Madam, - Legitimacy seems to be of some concern to Government Chief Whip Tom Kitt (December 9th). He might, however, like to consider that it was Arthur Griffith, the founder of Sinn Féin, who negotiated the settlement with the British that led to the emergence of an independent state in 26 of Ireland's 32 counties. Eamonn de Valera, the founder of Fianna Fáil, on the other hand, fought a very determined Civil War to attempt to overthrow this State. These are facts. In 1923 the IRA ended this war.
Mr Kitt further questions Sinn Féin's recognition of the State. I have only one question for Mr Kitt: When precisely and what precisely was the formula of words that Fianna Fáil used when it recognised the State? I would also like Mr Kitt to tell me when precisely and using what formula of words did its partners in government, the Progressive Democrats, recognise the "legitimacy of the institutions of this Irish Republic". Perhaps there is such a document, and if these parties signed it or uttered some consoling words to heal the wounds of the Civil War, Mr Kitt will let me know.
Mr Kitt's Fianna Fáil would appear to like to define itself in terms of past violent conflict on this island; thus his reference to the 1916 Rebellion. The 1916 Proclamation seems also to excite him. I really can see no possible connection between the present collection of sons, daughters, grandchildren and relations of dead TDs, not to mention daddy's little helpers, that make up a large proportion of the Fianna Fáil Dáil party, and the rebels of 1916. When political power is inherited the Republic is dead.

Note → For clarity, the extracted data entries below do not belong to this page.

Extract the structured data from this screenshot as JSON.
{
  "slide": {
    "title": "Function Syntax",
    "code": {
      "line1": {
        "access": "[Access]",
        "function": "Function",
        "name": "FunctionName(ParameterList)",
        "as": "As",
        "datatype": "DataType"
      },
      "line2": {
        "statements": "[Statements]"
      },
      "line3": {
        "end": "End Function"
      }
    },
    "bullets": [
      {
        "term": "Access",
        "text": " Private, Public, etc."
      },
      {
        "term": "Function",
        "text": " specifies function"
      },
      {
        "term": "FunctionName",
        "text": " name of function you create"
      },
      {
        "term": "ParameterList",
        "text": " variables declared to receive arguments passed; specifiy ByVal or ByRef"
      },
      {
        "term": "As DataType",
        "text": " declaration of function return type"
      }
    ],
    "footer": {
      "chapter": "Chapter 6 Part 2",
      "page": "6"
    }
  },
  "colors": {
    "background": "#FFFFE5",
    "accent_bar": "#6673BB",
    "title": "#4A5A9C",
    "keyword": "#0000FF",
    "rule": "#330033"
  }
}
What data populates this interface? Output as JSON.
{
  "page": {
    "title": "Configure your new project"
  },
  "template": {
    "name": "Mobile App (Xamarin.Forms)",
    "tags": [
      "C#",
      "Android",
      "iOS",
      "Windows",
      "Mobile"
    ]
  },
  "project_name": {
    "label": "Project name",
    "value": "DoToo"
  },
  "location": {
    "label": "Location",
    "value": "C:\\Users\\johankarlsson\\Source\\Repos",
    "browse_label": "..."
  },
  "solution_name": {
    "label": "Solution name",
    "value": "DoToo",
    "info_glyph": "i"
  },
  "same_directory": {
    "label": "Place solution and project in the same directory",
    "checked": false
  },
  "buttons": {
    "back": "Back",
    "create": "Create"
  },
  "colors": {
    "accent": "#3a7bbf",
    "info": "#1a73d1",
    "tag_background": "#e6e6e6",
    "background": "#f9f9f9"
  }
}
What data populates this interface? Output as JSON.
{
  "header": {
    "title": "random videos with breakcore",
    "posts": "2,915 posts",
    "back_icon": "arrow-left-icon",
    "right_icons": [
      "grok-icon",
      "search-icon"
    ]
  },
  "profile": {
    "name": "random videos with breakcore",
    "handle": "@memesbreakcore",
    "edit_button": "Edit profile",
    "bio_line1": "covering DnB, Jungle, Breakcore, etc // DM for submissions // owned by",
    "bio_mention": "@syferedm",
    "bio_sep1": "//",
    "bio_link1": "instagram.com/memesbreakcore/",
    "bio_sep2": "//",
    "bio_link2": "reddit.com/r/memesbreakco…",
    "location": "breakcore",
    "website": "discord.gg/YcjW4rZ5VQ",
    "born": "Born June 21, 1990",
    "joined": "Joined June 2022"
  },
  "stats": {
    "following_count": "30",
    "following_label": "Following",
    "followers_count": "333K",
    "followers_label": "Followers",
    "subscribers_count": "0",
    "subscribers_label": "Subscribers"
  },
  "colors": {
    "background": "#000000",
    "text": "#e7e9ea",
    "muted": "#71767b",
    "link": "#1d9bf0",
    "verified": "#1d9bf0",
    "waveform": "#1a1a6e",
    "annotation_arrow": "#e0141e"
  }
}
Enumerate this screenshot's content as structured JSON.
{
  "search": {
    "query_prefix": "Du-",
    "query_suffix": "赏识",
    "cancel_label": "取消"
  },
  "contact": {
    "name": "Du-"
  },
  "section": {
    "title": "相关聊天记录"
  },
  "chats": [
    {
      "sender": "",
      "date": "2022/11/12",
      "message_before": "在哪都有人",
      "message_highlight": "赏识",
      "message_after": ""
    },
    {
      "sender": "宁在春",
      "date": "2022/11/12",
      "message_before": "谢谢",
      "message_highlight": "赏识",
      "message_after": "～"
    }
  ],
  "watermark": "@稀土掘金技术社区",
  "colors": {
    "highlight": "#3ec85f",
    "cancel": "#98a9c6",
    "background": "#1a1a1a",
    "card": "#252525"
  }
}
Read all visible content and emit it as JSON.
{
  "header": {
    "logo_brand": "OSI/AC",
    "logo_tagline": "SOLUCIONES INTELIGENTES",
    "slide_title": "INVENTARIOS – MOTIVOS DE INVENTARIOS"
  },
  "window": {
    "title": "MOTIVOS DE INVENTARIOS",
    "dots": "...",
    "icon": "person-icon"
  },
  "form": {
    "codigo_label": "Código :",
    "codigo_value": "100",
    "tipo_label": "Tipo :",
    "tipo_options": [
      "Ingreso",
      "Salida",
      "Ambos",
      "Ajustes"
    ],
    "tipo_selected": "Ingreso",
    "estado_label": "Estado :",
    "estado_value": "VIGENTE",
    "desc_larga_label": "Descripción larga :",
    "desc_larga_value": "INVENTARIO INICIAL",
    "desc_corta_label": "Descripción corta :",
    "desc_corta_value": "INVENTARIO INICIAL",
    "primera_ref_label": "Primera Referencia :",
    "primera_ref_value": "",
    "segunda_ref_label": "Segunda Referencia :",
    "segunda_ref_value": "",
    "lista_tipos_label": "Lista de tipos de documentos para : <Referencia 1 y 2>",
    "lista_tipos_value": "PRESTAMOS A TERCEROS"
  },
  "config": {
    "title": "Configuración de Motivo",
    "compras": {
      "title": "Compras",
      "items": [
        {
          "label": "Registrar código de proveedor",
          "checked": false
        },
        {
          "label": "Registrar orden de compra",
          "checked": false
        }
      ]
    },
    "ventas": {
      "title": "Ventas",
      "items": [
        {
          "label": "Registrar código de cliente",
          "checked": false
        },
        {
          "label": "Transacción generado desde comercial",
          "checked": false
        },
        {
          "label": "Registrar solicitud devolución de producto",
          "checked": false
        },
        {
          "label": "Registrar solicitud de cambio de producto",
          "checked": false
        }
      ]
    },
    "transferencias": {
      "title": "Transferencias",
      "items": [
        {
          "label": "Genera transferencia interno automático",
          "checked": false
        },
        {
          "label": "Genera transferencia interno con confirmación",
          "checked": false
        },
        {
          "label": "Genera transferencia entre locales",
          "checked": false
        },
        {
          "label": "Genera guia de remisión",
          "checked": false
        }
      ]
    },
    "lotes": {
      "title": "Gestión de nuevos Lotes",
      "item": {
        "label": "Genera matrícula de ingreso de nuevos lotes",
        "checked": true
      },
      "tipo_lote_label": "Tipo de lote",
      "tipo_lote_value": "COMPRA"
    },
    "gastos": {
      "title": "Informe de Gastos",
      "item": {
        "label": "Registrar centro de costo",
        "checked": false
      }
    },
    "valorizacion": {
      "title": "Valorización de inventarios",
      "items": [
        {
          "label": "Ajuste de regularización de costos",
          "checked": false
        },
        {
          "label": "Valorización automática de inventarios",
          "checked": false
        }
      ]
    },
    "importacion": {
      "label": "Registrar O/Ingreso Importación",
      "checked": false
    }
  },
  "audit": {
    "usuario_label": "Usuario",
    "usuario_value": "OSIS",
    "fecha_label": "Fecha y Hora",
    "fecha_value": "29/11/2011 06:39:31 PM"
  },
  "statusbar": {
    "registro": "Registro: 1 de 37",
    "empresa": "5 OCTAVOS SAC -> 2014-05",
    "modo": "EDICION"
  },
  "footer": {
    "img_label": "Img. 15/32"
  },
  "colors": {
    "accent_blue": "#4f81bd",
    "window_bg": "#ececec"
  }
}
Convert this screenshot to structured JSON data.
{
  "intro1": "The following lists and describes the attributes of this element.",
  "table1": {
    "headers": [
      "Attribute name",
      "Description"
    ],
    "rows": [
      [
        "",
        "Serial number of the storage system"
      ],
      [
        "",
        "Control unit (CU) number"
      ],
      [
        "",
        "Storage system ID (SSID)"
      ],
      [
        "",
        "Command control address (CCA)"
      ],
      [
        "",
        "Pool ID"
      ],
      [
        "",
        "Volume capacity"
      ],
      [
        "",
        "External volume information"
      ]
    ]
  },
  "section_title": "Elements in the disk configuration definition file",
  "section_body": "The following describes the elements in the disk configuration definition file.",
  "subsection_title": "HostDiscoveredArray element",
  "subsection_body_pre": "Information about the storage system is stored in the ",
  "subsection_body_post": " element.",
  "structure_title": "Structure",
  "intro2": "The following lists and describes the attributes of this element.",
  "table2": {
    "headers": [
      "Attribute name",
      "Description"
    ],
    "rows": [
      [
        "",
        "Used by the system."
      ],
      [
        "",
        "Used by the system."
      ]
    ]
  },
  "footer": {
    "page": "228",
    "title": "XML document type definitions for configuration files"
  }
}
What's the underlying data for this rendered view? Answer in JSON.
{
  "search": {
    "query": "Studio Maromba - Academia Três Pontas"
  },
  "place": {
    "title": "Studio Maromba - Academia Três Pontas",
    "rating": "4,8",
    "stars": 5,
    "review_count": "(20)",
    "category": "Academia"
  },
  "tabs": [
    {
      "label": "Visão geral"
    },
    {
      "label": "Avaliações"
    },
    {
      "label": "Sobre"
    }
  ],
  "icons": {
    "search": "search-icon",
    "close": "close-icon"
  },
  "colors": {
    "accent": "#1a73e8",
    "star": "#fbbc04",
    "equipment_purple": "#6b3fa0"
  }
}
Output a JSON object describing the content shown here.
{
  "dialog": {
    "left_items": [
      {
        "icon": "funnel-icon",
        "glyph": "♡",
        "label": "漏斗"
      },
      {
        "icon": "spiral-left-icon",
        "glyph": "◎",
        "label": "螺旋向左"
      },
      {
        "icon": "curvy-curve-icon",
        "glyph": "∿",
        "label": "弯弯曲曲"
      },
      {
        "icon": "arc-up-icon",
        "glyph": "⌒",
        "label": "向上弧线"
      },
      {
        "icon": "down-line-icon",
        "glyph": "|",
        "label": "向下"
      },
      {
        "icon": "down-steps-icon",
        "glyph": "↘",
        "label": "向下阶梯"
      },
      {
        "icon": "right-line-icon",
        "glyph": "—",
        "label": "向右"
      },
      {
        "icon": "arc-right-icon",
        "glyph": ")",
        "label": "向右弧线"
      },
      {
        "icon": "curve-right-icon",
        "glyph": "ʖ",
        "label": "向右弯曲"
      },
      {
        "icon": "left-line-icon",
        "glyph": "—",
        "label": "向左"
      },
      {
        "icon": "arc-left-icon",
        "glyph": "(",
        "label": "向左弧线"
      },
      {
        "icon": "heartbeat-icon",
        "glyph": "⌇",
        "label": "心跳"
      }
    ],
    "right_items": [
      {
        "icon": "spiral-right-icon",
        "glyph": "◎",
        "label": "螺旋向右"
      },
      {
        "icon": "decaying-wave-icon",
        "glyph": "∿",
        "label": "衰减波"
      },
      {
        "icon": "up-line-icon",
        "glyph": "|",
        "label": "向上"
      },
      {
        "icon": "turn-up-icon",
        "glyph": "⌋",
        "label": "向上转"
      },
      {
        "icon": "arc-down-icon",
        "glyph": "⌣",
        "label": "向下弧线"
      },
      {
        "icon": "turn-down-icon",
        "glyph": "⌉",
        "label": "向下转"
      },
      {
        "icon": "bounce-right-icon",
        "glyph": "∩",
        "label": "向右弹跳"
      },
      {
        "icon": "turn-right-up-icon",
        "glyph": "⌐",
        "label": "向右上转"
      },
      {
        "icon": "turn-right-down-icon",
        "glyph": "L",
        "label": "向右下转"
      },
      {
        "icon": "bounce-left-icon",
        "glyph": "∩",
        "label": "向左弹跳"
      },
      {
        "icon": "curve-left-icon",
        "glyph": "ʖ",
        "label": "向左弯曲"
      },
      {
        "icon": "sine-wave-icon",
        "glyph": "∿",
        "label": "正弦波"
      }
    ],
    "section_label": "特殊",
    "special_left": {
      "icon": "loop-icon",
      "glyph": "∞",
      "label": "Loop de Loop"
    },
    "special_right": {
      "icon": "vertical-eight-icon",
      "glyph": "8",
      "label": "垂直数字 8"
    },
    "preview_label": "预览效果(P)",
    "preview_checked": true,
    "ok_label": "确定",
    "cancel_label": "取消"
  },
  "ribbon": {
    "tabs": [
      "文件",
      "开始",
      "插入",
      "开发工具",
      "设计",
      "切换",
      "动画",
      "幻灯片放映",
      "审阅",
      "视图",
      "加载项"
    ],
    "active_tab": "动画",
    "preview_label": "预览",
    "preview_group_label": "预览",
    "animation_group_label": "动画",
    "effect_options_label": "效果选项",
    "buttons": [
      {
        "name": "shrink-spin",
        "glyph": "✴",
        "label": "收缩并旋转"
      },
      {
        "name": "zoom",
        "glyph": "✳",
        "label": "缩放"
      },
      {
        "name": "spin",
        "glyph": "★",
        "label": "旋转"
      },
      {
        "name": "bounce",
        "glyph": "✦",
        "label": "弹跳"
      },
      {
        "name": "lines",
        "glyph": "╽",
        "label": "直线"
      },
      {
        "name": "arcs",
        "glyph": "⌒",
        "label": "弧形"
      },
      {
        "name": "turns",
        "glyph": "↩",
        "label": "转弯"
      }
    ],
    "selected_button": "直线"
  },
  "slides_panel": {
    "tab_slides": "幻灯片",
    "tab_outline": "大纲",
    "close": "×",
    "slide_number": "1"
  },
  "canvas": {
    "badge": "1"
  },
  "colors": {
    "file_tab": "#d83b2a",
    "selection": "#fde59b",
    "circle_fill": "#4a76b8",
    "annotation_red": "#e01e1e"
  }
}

Yet, in the same breath as he accuses Sinn Féin of "wrapping the green flag round me", he shamelessly invokes the name of the men and women of 1916 to justify Fianna Fáil's political position. Somehow I can't see James Connolly pocketing a fat brown envelope from some shady developer, nor can I see Joseph Mary Plunkett lying through his teeth at tribunal after tribunal.
Even Enda Kenny saw through the shabby effort to hijack the National Army to shore up Fianna Fáil's "republicanism". It is not a good idea to use either the Garda or the Army for narrow political infighting. You should rejoice that there is in existence a police force that is universally accepted. The absence of such a force in the North - indeed the creation of a police force that was overtly unionist in ethos - has caused great problems.
Similarly, if the Army is to be used to celebrate the 1916 rebellion, another forum rather than a Fianna Fáil ardfheis should have been used to make such an important announcement. If that wasn't "wrapping the green flag around me", I don't know what it was.
Mr Kitt would like everybody to refer to Dáil Éireann as just that. Fianna Fáil could do its little bit to make Dáil Éireann truly the Parliament of Ireland if it introduced legislation to allow Northern elected representatives to have a voice in Dáil Éireann. But that might offend somebody and Fianna Fáil doesn't like offending anybody - except republicans, that is!
Similarly, Fianna Fáil doesn't want to offend the US government of George Bush. The past few years has seen Ireland become little more than a huge aircraft carrier for the assault on the Arab world. Sustainable economic growth is possible without total debasement to any foreign power, economic or military. If 100,000 more people have jobs I am sure they get up every morning and earn their pay. I am sure they don't live their lives in a state of perpetual and obsequious gratitude to international capital, which has a strange habit of decamping to where wages are lower.
Of late the sugar beet farmers, the Irish Ferries workers and the Rossport Five have demonstrated a degree of dissatisfaction with policies that do not protect the lives and interests of the Irish people.
I am saddened by the cringing lack of self-confidence or confidence in the Irish people which every line of Tom Kitt's letter demonstrates.
I can only ask him to consider these few lines from T.S. Elliot's great poem The Wasteland:
"Do you know nothing? Do you see nothing? Do you remember nothing? . . .Are you alive, or not? Is there nothing in your head?"
- Yours, etc,
NIALL VALLELY, Dublin Road, Newry, Co Down.